CLICK ON ANY IMAGE IN A GROUP TO ACCESS ITS GALLERY, INDIVIDUAL MEMBERS OF WHICH CAN BE VIEWED FULL SIZE BY SCROLLING DOWN AND CHECKING BOX AT BOTTOM RIGHT.
Steady rain fell all morning. This, therefore, seemed to be the day to visit Lymington Hospital to subject myself to blood tests and x-rays at their walk-in facilities. Unfortunately everyone in the catchment area had the same idea. I was advised that the best process would be to take a ticket for the blood tests, running more than an hour behind, then pose for the x-rays and return to see if my number would come up. This turned out to be a sound wheeze. Fortunately my arms are strong enough to reach behind me on the bed and support myself while seated upright in order that impossibly straightened legs could be twisted, kept still, and photographed. Not something to be tried at home. There was still another 40 minutes or so before my blood test number came up. It seemed as if Tony Hancock’s “very nearly an armful” was required. This was done to the strains of Nancy Sinatra’s ‘These Boots are Made for Walking’, which a nurse informed me was being sung to me, personally, because I deserved it. The blood tests were intended to check my fitness to tolerate surgery on the knees should the x-rays reveal the necessity.
The sparrows have again taken up residence in the gabionage which forms part of the hospital walls.
Early this afternoon the rain desisted and the sun began to make sporadic appearances.
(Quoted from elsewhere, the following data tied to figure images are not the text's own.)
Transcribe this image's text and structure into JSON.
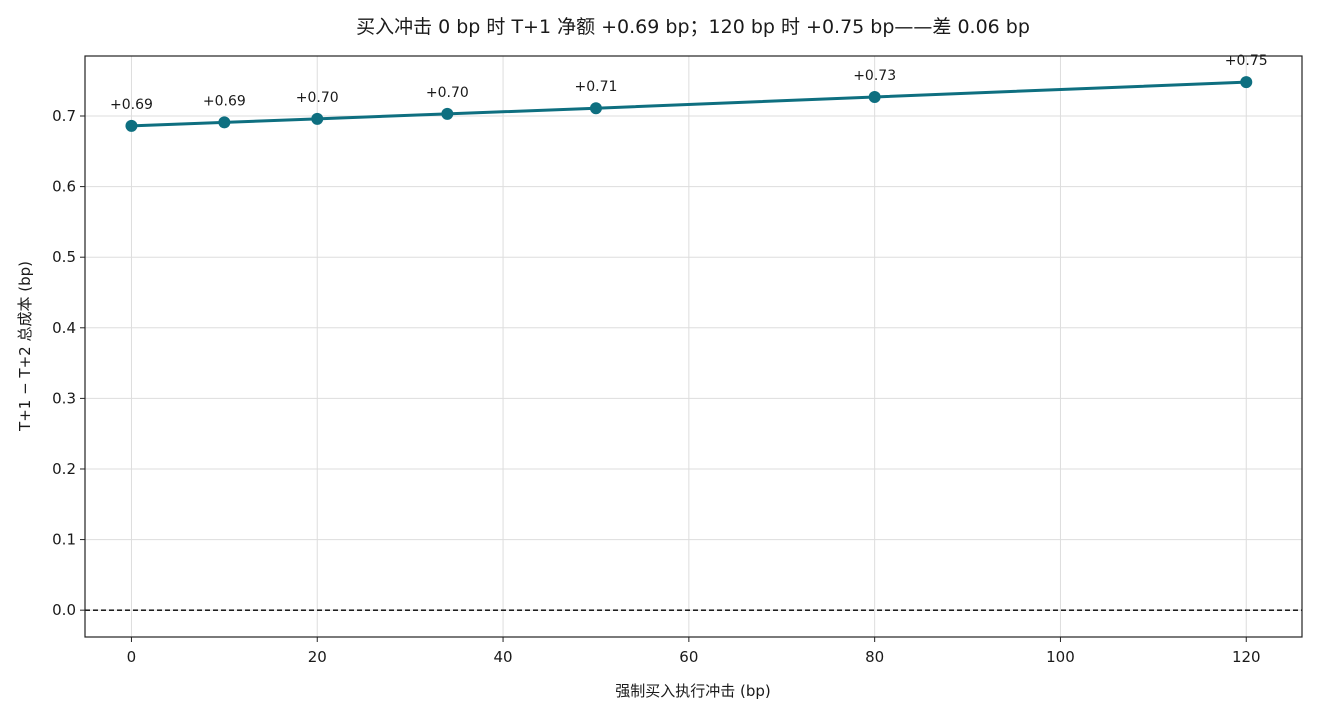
{
  "chart_data": {
    "type": "line",
    "title": "买入冲击 0 bp 时 T+1 净额 +0.69 bp；120 bp 时 +0.75 bp——差 0.06 bp",
    "xlabel": "强制买入执行冲击 (bp)",
    "ylabel": "T+1 − T+2 总成本 (bp)",
    "xlim": [
      -5,
      126
    ],
    "ylim": [
      -0.038,
      0.785
    ],
    "x_ticks": [
      0,
      20,
      40,
      60,
      80,
      100,
      120
    ],
    "y_ticks": [
      0.0,
      0.1,
      0.2,
      0.3,
      0.4,
      0.5,
      0.6,
      0.7
    ],
    "x_tick_labels": [
      "0",
      "20",
      "40",
      "60",
      "80",
      "100",
      "120"
    ],
    "y_tick_labels": [
      "0.0",
      "0.1",
      "0.2",
      "0.3",
      "0.4",
      "0.5",
      "0.6",
      "0.7"
    ],
    "grid": true,
    "series": [
      {
        "color": "#0e6f80",
        "x": [
          0,
          10,
          20,
          34,
          50,
          80,
          120
        ],
        "y": [
          0.686,
          0.691,
          0.696,
          0.703,
          0.711,
          0.727,
          0.748
        ],
        "labels": [
          "+0.69",
          "+0.69",
          "+0.70",
          "+0.70",
          "+0.71",
          "+0.73",
          "+0.75"
        ]
      }
    ],
    "reference_line": {
      "y": 0.0,
      "style": "dashed",
      "color": "#000000"
    }
  }
}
We there therefore went for a drive in the forest.
The landscape opposite the Church of St John the Baptist, Boldre was somewhat waterlogged, although the sky had brightened.
Daffodils and primroses still sprawled down the bank and in the churchyard.
On our previous visits to this historic place of worship we have been unable to gain entrance. Today the door was open in welcome. Although the exact date is not certain, a charter of c1100 refers to Bolra Church with its chapel of Brokehurst, and it is accepted that a church was built at Boldre by William I in 1079. We can be sure that the list of incumbents posted on a wall almost opposite a displayed bible of 1613 is accurate.
Jackie studies a laminated information sheet in boxes pews furnished with embroidered runners. Norman arches are seen on the left. Behind her is the West End. The Barrel or Wagon roof with its carved bosses are typical of fourteenth century country craftsmen.
The stained glass West Window, depicting Faith, Hope, and Charity, was made by Ward and Hughes of London inserted in 1864 in memory of Charles Winston. Other windows, in order, are in memory of Rosemary Bradley, Louise Emily Bowes Read and her baby son, John Philip Burrard; and lastly, The Millennium Window, designed and engraved by Tracey Sheppard FGE, and installed in April 2000.
Much of the paved flooring consists of early gravestones.
On the north wall of the nave is the John Kempe Wall Tablet. The subject was MP for Lymington in 1640. This portrait is a rare survival of the attentions of the hammers of Oliver Cromwell’s Roundheads, or the New Model Army of the English Civil War of 1642 – 51.
Two more recent works of art are the lectern designed by Cresswell Hartley Desmond and carved by his sister Phoebe over a period of twenty years from two pieces of oak from Boldre Grange given to the church in 1952; and Richard Bent’s chandelier commemorating the 900th anniversary.
This treasure will require at least another visit to fill in the gaps Jackie and I have missed.
This evening we dined on the Culinary Queen’s superb cottage pie with perfectly cooked carrots and cabbage. I finished the Navarra.